The Tireless Traveler: Twenty Letters to the Liverpool Mercury by Anthony Trollope offers readers a vivid and revealing account of Anthony Trollope’s 1875 journey from Ceylon through Australia, Hawai‘i, San Francisco, and overland to New York. Edited and introduced by Bradford Allen Booth, this volume publishes for the first time twenty long-lost letters that fill a major gap in Trollope’s biography and illuminate his role as both novelist and indefatigable observer of British colonial life. Unlike his better-known travel books, these letters were written for the Liverpool Mercury and thus speak directly to a broad provincial audience eager for practical knowledge of colonial societies. Trollope reports not on art or landscape but on institutions, commerce, labor conditions, and the day-to-day realities of settlement. His concerns, he repeatedly emphasizes, are “political, social, and material,” and he measures colonies by their capacity to sustain working families rather than by their picturesque allure.

Booth’s introduction situates the letters within Trollope’s broader career and highlights their value for multiple fields of study. For biographers, they clarify an eight-month period of his life previously shrouded in uncertainty.
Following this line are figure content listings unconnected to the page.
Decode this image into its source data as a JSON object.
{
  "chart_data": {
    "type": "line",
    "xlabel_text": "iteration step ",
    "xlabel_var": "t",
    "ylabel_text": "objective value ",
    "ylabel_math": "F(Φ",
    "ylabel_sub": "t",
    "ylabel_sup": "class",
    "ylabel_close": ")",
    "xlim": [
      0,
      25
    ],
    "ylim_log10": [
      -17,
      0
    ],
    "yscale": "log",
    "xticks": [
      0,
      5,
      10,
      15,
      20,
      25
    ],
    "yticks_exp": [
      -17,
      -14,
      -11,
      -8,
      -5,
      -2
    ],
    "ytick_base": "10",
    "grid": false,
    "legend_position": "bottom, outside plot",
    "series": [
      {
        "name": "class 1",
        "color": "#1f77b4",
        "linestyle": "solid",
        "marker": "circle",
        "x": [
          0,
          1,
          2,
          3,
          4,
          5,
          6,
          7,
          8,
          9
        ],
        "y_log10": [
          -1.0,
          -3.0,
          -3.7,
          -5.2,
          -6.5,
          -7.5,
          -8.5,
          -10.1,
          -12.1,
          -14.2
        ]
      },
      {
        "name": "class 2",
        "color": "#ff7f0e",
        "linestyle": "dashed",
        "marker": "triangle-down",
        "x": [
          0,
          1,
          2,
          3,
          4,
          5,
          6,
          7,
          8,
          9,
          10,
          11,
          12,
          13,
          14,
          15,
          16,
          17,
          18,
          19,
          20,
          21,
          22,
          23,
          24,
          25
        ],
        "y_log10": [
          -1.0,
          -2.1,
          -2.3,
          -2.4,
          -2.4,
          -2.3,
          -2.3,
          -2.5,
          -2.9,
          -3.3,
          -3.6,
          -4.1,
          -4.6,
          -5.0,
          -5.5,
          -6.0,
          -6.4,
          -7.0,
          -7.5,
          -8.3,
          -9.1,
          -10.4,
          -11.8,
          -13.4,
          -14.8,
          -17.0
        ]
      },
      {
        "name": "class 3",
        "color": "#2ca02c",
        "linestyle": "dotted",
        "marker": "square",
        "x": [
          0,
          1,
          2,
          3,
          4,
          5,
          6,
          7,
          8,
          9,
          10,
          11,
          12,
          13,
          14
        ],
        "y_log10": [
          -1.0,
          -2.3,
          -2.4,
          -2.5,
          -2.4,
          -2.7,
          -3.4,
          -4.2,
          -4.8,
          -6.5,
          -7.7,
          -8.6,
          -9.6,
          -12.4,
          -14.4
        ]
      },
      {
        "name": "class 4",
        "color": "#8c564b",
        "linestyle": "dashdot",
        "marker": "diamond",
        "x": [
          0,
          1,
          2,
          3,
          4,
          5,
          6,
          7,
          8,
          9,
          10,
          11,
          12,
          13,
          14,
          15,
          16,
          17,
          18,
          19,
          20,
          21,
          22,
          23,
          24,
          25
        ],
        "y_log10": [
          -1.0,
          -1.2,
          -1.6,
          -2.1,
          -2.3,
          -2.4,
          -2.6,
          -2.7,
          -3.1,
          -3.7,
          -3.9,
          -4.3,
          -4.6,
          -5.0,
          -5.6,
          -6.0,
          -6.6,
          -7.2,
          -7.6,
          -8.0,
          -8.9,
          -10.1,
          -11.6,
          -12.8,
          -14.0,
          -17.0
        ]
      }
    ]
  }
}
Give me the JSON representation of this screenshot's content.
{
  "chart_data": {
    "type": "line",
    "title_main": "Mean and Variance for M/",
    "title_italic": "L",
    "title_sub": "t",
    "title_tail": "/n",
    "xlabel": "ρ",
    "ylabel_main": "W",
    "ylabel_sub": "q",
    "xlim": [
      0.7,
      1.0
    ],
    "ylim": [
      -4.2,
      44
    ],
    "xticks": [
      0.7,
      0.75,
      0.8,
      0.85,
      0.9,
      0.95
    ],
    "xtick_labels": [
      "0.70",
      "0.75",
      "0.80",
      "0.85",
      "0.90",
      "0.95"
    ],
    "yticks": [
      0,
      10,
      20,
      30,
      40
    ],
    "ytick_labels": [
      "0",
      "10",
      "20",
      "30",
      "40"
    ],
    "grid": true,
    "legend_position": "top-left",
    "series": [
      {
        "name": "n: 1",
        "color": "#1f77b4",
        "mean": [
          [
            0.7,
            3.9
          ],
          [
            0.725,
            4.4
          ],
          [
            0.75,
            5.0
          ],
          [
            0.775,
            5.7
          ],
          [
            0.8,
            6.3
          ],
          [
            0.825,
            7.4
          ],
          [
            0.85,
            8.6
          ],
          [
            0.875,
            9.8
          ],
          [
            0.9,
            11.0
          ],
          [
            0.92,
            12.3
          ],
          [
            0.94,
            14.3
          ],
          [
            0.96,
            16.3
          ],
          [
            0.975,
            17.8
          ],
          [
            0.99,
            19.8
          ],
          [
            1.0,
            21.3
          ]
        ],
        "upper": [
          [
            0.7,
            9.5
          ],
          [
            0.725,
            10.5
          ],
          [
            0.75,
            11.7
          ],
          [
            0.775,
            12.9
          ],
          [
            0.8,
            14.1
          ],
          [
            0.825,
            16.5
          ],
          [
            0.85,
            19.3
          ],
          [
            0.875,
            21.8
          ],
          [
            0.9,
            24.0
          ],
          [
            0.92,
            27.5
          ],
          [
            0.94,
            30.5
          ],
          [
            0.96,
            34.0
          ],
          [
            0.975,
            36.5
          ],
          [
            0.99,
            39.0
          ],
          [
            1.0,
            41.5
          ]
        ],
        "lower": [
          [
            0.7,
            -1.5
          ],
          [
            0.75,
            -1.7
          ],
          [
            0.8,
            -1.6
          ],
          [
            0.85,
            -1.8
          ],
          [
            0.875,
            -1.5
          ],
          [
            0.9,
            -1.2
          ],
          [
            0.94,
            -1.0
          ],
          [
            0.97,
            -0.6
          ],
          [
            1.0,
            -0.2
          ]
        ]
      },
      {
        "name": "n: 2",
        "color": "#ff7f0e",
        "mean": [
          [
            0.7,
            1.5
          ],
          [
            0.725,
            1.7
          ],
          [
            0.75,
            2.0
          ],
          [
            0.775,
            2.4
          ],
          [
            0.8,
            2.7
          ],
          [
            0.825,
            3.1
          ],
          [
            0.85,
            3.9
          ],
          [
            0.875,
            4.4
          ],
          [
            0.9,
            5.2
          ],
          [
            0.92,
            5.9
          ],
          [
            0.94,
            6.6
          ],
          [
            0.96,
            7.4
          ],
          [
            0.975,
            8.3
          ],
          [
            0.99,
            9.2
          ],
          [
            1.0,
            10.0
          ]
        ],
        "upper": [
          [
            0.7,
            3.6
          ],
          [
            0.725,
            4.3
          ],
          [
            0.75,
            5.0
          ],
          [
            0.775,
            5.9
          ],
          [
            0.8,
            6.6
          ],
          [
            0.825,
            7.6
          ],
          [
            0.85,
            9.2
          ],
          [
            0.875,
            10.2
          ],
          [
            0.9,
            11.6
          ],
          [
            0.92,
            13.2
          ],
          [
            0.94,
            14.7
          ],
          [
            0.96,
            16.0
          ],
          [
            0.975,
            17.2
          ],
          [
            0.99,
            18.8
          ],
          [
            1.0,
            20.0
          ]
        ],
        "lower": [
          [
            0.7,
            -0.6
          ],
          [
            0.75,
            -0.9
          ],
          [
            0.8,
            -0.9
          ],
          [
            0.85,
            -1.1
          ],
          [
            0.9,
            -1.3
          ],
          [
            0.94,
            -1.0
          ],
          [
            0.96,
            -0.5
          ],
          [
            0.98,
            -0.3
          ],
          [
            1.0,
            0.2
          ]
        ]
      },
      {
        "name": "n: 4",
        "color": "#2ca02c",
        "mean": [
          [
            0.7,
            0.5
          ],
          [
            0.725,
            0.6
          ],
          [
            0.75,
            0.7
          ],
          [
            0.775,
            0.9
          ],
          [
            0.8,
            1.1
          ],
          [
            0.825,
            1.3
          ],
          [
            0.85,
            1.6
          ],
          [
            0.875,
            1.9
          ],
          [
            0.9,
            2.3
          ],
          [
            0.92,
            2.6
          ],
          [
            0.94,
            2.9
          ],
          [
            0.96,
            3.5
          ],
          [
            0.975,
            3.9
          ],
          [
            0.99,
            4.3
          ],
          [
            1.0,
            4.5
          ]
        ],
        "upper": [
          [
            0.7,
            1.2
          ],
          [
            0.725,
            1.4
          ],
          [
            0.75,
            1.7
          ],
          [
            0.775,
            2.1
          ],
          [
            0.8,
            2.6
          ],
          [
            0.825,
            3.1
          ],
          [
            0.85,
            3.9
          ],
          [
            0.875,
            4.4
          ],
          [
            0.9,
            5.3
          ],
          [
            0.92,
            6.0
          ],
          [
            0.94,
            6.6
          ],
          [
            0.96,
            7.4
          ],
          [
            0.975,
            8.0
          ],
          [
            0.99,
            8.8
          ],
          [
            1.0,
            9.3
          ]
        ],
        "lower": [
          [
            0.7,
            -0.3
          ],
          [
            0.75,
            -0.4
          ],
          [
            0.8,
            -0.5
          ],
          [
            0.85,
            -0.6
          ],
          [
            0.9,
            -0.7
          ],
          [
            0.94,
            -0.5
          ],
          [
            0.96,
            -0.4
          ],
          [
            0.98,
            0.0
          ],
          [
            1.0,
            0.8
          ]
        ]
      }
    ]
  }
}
For social and economic historians, they provide thick description of late nineteenth-century Australia and Ceylon in transition, down to wages, prices, and civic institutions. For literary scholars, they showcase Trollope’s pragmatic voice, skeptical of imperial expansion and missionary interference yet steeped in Victorian assumptions about class, comfort, and utility. Vivid episodes—including the attack at Santa Cruz that cost Commodore Goodenough his life—sit alongside candid missteps, such as Trollope’s erroneous claims about Hawai‘i’s distance from California or his dismissive view of San Francisco. As such, the letters capture both the strengths and limits of Trollope’s worldview, offering indispensable insights into Victorian travel writing, colonial history, and the global imagination of one of Britain’s most industrious novelists.

This title is part of UC Press's Voices Revived program, which commemorates University of California Press’s mission to seek out and cultivate the brightest minds and give them voice, reach, and impact. Drawing on a backlist dating to 1893, Voices Revived makes high-quality, peer-reviewed scholarship accessible once again using print-on-demand technology. This title was originally published in 1941.

About the author

Anthony Trollope was born in London, England on April 24, 1815. In 1834, he became a junior clerk in the General Post Office, London. In 1841, he became a deputy postal surveyor in Banagher, Ireland. He was sent on many postal missions ending up as a surveyor general in the post office outside of London. His first novel, The Macdermots of Ballycloran, was published in 1847. His other works included Castle Richmond, The Last Chronicle of Barset, Lady Anna, The Two Heroines of Plumplington, and The Noble Jilt. He died after suffering from a paralytic stroke on December 6, 1882.